Your choices can wipe out entire settlements in Dying Light 2
"With great power comes great destructibility."
Dying Light 2 is a very ambitious sequel. Its map, Techland tells us, is four times as big as its predecessor's and players will see about 50 per cent of the game's content in a single playthrough. The reason for this is that players will regularly have to make big decisions about the way the game's action unfolds - the consequences of those choices can be as far reaching as determining whether a character lives or dies, sometimes even determining whether you unlock an entire section of the map or not. Having seen about half an hour of the game in a presentation at E3, I'm very much intrigued.
In the hands-off demo, we are introduced to protagonist Aiden Caldwell and The City - a European metropolis and humanity's last true bastion on earth. Fifteen years on from the events of Dying Light, the uninfected population has dwindled to almost nothing, while the infection has continued to spread and change across the globe. Now, The City is on the brink of collapse with drinking water about to run out. Local tavern owner Frank has taken it upon himself to set up a meeting between The City's two main factions - the Peacekeepers and the Scavengers - and a mysterious figure called the Colonel. The Colonel leads a group called the renegades from a fortified water treatment plant with the means and resources to resupply the city. Perhaps unsurprisingly, the meeting went sour, with Frank getting shot by the renegades who then fled in a truck. This is where we saw our first big choice - stay with Frank and help him seek aid, or chase after the truck?
Given there's not much parkour involved in treating a gunshot wound, Aiden gave chase, giving us a chance to see some of the new parkour mechanics - a more versatile grappling hook, dynamic platforming elements and some refined wall jumping in particular - and the decayed European architecture of the city district. Eventually we caught up with the truck and infiltrated the stronghold - a well organised base of operations with crops, community projects and a surprising number of children. Fighting our way to a confrontation with the Colonel, we faced another big choice. The Colonel claimed that the water reserves surrounding his stronghold were the only thing preventing his aggressors from invading the compound and killing everyone inside - he was sympathetic to the plight of those living without water and willing to help, but turning on the pumps was out of the question.
Given the choice to trust the Colonel or fend off his goons and turn on the pumps, we took the fight - at one point using the grappling hook to launch ourselves into the air and smashing a massive warhammer down on a hapless enemy. Once the fight was over and water was restored to the city, we saw that the Colonel wasn't lying - with the water drained, his adversaries came swarming in and sacked his stronghold, destroying the community he'd worked hard to build. Woops. On the other hand, shifting all that water opened up a new sector of the city - one that would only have been accessible by diving had we chosen to trust the now deceased Colonel. What's more, a teaser at the end showed a zombie's arm rising from the mire, with spikes erupting from its flesh as it began to claw its way to the surface. Opening up this part of the city, then, also unlocks a new enemy type - one that will then go on to populate the watery areas in the rest of the game map. Oh, and Frank died because we weren't around to help him. Sorry Frank.

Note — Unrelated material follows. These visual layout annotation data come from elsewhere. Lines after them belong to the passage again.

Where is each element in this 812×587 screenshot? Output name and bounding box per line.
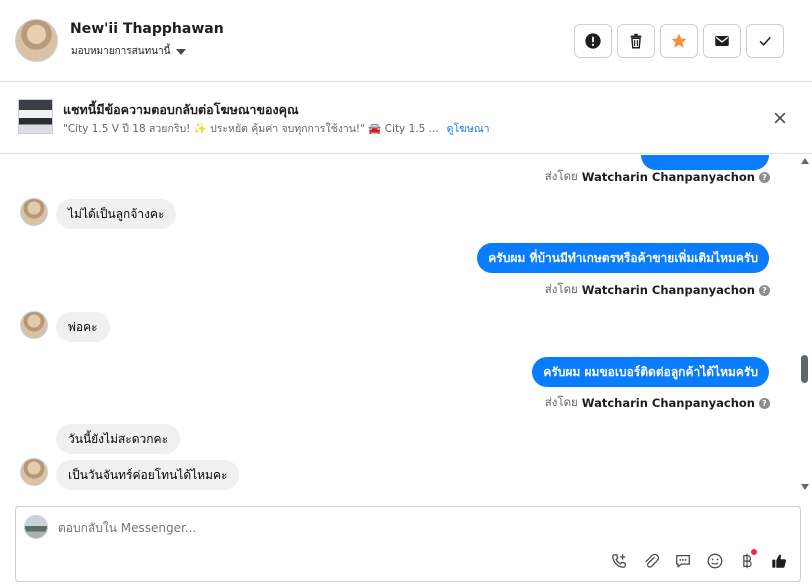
- contact-avatar-small[interactable]: [20, 198, 48, 226]
- paperclip-icon[interactable]: [640, 550, 662, 572]
- sent-by-line: ส่งโดย Watcharin Chanpanyachon ?: [545, 394, 770, 412]
- contact-avatar-small[interactable]: [20, 458, 48, 486]
- notification-dot: [751, 549, 757, 555]
- sender-name: Watcharin Chanpanyachon: [581, 283, 755, 297]
- phone-plus-icon[interactable]: [608, 550, 630, 572]
- reply-composer: [15, 506, 801, 582]
- message-bubble-incoming[interactable]: ไม่ได้เป็นลูกจ้างคะ: [56, 199, 177, 229]
- close-icon[interactable]: [770, 108, 790, 128]
- message-bubble-incoming[interactable]: พ่อคะ: [56, 312, 110, 342]
- delete-button[interactable]: [617, 24, 655, 58]
- mark-unread-button[interactable]: [703, 24, 741, 58]
- sent-by-label: ส่งโดย: [544, 282, 578, 296]
- info-icon[interactable]: ?: [759, 171, 770, 183]
- thread-scrollbar[interactable]: [797, 155, 812, 498]
- saved-reply-icon[interactable]: [672, 550, 694, 572]
- view-ad-link[interactable]: ดูโฆษณา: [447, 120, 490, 137]
- message-bubble-outgoing[interactable]: ครับผม ที่บ้านมีทำเกษตรหรือค้าขายเพิ่มเต…: [477, 243, 769, 273]
- message-bubble-outgoing[interactable]: ครับผม ผมขอเบอร์ติดต่อลูกค้าได้ไหมครับ: [532, 357, 769, 387]
- assign-conversation-dropdown[interactable]: มอบหมายการสนทนานี้: [71, 44, 187, 59]
- info-icon[interactable]: ?: [759, 284, 770, 296]
- ad-thumbnail: [18, 99, 53, 134]
- star-button[interactable]: [660, 24, 698, 58]
- trash-icon: [630, 33, 642, 49]
- scroll-down-arrow-icon[interactable]: [801, 484, 809, 490]
- reply-input[interactable]: [58, 521, 738, 535]
- baht-payment-icon[interactable]: [736, 549, 758, 572]
- sent-by-line: ส่งโดย Watcharin Chanpanyachon ?: [545, 168, 770, 186]
- scrollbar-thumb[interactable]: [801, 355, 808, 383]
- star-icon: [671, 33, 687, 48]
- ad-caption: "City 1.5 V ปี 18 สวยกริบ! ✨ ประหยัด คุ้…: [63, 123, 439, 135]
- conversation-header: New'ii Thapphawan มอบหมายการสนทนานี้: [0, 0, 812, 82]
- composer-toolbar: [608, 549, 790, 573]
- done-button[interactable]: [746, 24, 784, 58]
- assign-label: มอบหมายการสนทนานี้: [71, 46, 171, 57]
- sender-name: Watcharin Chanpanyachon: [581, 170, 755, 184]
- sender-name: Watcharin Chanpanyachon: [581, 396, 755, 410]
- contact-avatar-small[interactable]: [20, 311, 48, 339]
- contact-avatar[interactable]: [15, 19, 58, 62]
- ad-reply-banner: แชทนี้มีข้อความตอบกลับต่อโฆษณาของคุณ "Ci…: [0, 82, 812, 154]
- message-bubble-incoming[interactable]: เป็นวันจันทร์ค่อยโทนได้ไหมคะ: [56, 460, 240, 490]
- caret-down-icon: [176, 48, 187, 55]
- emoji-icon[interactable]: [704, 550, 726, 572]
- envelope-icon: [715, 36, 729, 46]
- sent-by-label: ส่งโดย: [544, 395, 578, 409]
- info-icon[interactable]: ?: [759, 397, 770, 409]
- scroll-up-arrow-icon[interactable]: [801, 158, 809, 164]
- sent-by-line: ส่งโดย Watcharin Chanpanyachon ?: [545, 281, 770, 299]
- thumbs-up-icon[interactable]: [768, 550, 790, 572]
- sent-by-label: ส่งโดย: [544, 169, 578, 183]
- contact-name[interactable]: New'ii Thapphawan: [70, 21, 224, 37]
- page-avatar: [24, 515, 48, 539]
- ad-banner-title: แชทนี้มีข้อความตอบกลับต่อโฆษณาของคุณ: [63, 102, 299, 117]
- alert-circle-icon: [585, 33, 601, 49]
- checkmark-icon: [759, 36, 771, 46]
- message-thread[interactable]: ส่งโดย Watcharin Chanpanyachon ? ไม่ได้เ…: [0, 155, 797, 498]
- spam-button[interactable]: [574, 24, 612, 58]
- message-bubble-incoming[interactable]: วันนี้ยังไม่สะดวกคะ: [56, 424, 181, 454]
- ad-banner-subtitle: "City 1.5 V ปี 18 สวยกริบ! ✨ ประหยัด คุ้…: [63, 120, 489, 137]
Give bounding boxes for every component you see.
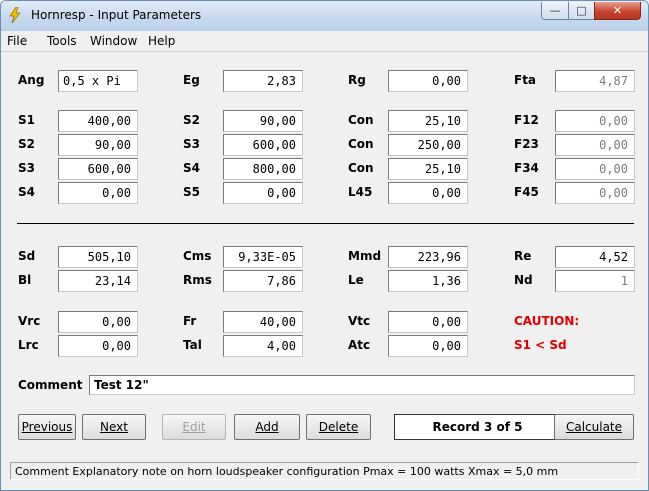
menu-bar: File Tools Window Help (1, 31, 648, 52)
minimize-icon: — (549, 4, 561, 17)
s2-label: S2 (183, 113, 200, 127)
lrc-field[interactable]: 0,00 (58, 335, 138, 357)
f34-field[interactable]: 0,00 (555, 158, 635, 180)
edit-button[interactable]: Edit (162, 414, 226, 440)
atc-label: Atc (348, 338, 371, 352)
ang-field[interactable]: 0,5 x Pi (58, 70, 138, 92)
vrc-label: Vrc (18, 314, 41, 328)
s2-field[interactable]: 90,00 (223, 110, 303, 132)
previous-button[interactable]: Previous (18, 414, 76, 440)
l45-field[interactable]: 0,00 (388, 182, 468, 204)
cms-label: Cms (183, 249, 212, 263)
re-field[interactable]: 4,52 (555, 246, 635, 268)
vtc-label: Vtc (348, 314, 371, 328)
next-button[interactable]: Next (82, 414, 146, 440)
tal-field[interactable]: 4,00 (223, 335, 303, 357)
f23-field[interactable]: 0,00 (555, 134, 635, 156)
s5-label: S5 (183, 185, 200, 199)
nd-label: Nd (514, 273, 533, 287)
cms-field[interactable]: 9,33E-05 (223, 246, 303, 268)
menu-tools[interactable]: Tools (47, 34, 77, 48)
close-icon: ✕ (612, 4, 623, 17)
f12-field[interactable]: 0,00 (555, 110, 635, 132)
menu-help[interactable]: Help (148, 34, 175, 48)
f45-label: F45 (514, 185, 539, 199)
f34-label: F34 (514, 161, 539, 175)
nd-field[interactable]: 1 (555, 270, 635, 292)
delete-button[interactable]: Delete (306, 414, 371, 440)
eg-field[interactable]: 2,83 (223, 70, 303, 92)
s2-label: S2 (18, 137, 35, 151)
add-button[interactable]: Add (234, 414, 300, 440)
eg-label: Eg (183, 73, 200, 87)
app-window: Hornresp - Input Parameters — □ ✕ File T… (0, 0, 649, 491)
re-label: Re (514, 249, 532, 263)
lrc-label: Lrc (18, 338, 39, 352)
bl-field[interactable]: 23,14 (58, 270, 138, 292)
title-bar: Hornresp - Input Parameters — □ ✕ (1, 1, 648, 31)
caution-title: CAUTION: (514, 314, 580, 328)
fr-field[interactable]: 40,00 (223, 311, 303, 333)
s1-field[interactable]: 400,00 (58, 110, 138, 132)
menu-file[interactable]: File (7, 34, 27, 48)
atc-field[interactable]: 0,00 (388, 335, 468, 357)
f23-label: F23 (514, 137, 539, 151)
fr-label: Fr (183, 314, 197, 328)
rg-label: Rg (348, 73, 366, 87)
calculate-button[interactable]: Calculate (554, 414, 634, 440)
comment-label: Comment (18, 378, 83, 392)
menu-window[interactable]: Window (90, 34, 137, 48)
s3-field[interactable]: 600,00 (58, 158, 138, 180)
con-label: Con (348, 113, 374, 127)
l45-label: L45 (348, 185, 373, 199)
con3-field[interactable]: 25,10 (388, 158, 468, 180)
record-indicator: Record 3 of 5 (394, 414, 561, 440)
vrc-field[interactable]: 0,00 (58, 311, 138, 333)
con1-field[interactable]: 25,10 (388, 110, 468, 132)
fta-label: Fta (514, 73, 537, 87)
s5-field[interactable]: 0,00 (223, 182, 303, 204)
bl-label: Bl (18, 273, 32, 287)
s1-label: S1 (18, 113, 35, 127)
f45-field[interactable]: 0,00 (555, 182, 635, 204)
sd-field[interactable]: 505,10 (58, 246, 138, 268)
f12-label: F12 (514, 113, 539, 127)
con-label: Con (348, 161, 374, 175)
window-title: Hornresp - Input Parameters (31, 8, 202, 22)
s4-field[interactable]: 800,00 (223, 158, 303, 180)
vtc-field[interactable]: 0,00 (388, 311, 468, 333)
rms-field[interactable]: 7,86 (223, 270, 303, 292)
rg-field[interactable]: 0,00 (388, 70, 468, 92)
maximize-button[interactable]: □ (568, 2, 595, 20)
le-field[interactable]: 1,36 (388, 270, 468, 292)
s4-label: S4 (18, 185, 35, 199)
le-label: Le (348, 273, 364, 287)
s3-label: S3 (183, 137, 200, 151)
sd-label: Sd (18, 249, 36, 263)
input-parameters-panel: Ang 0,5 x Pi Eg 2,83 Rg 0,00 Fta 4,87 S1… (9, 53, 642, 458)
section-divider (17, 223, 634, 224)
con2-field[interactable]: 250,00 (388, 134, 468, 156)
tal-label: Tal (183, 338, 202, 352)
caution-message: S1 < Sd (514, 338, 567, 352)
maximize-icon: □ (576, 4, 587, 17)
status-text: Comment Explanatory note on horn loudspe… (10, 462, 639, 480)
s2-field[interactable]: 90,00 (58, 134, 138, 156)
close-button[interactable]: ✕ (594, 2, 641, 20)
s4-field[interactable]: 0,00 (58, 182, 138, 204)
minimize-button[interactable]: — (541, 2, 569, 20)
comment-field[interactable]: Test 12" (89, 375, 635, 395)
fta-field[interactable]: 4,87 (555, 70, 635, 92)
s3-label: S3 (18, 161, 35, 175)
ang-label: Ang (18, 73, 45, 87)
rms-label: Rms (183, 273, 212, 287)
status-bar: Comment Explanatory note on horn loudspe… (1, 461, 648, 490)
mmd-label: Mmd (348, 249, 382, 263)
con-label: Con (348, 137, 374, 151)
s4-label: S4 (183, 161, 200, 175)
s3-field[interactable]: 600,00 (223, 134, 303, 156)
mmd-field[interactable]: 223,96 (388, 246, 468, 268)
lightning-icon (9, 7, 21, 23)
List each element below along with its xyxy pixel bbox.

The two choices we saw resolved in the demo, in other words, had an enormous impact on the game's world and story. These choices were cherry picked for the sake of a demo, of course, and I think it's reasonable to expect that not all of your choices in the game will carry quite so much weight, but there's an ambition to Dying Light 2's storytelling that's really compelling.
The gameplay changes are modest, from what I could glean from a hands-off demo, but well chosen - aimed at making the experience more fluid rather than overhauling it completely. The star of the demo, however, was undoubtedly the game's narrative structure and it's left me thinking Dying Light 2 has a promising future, for all the bleakness of its setting.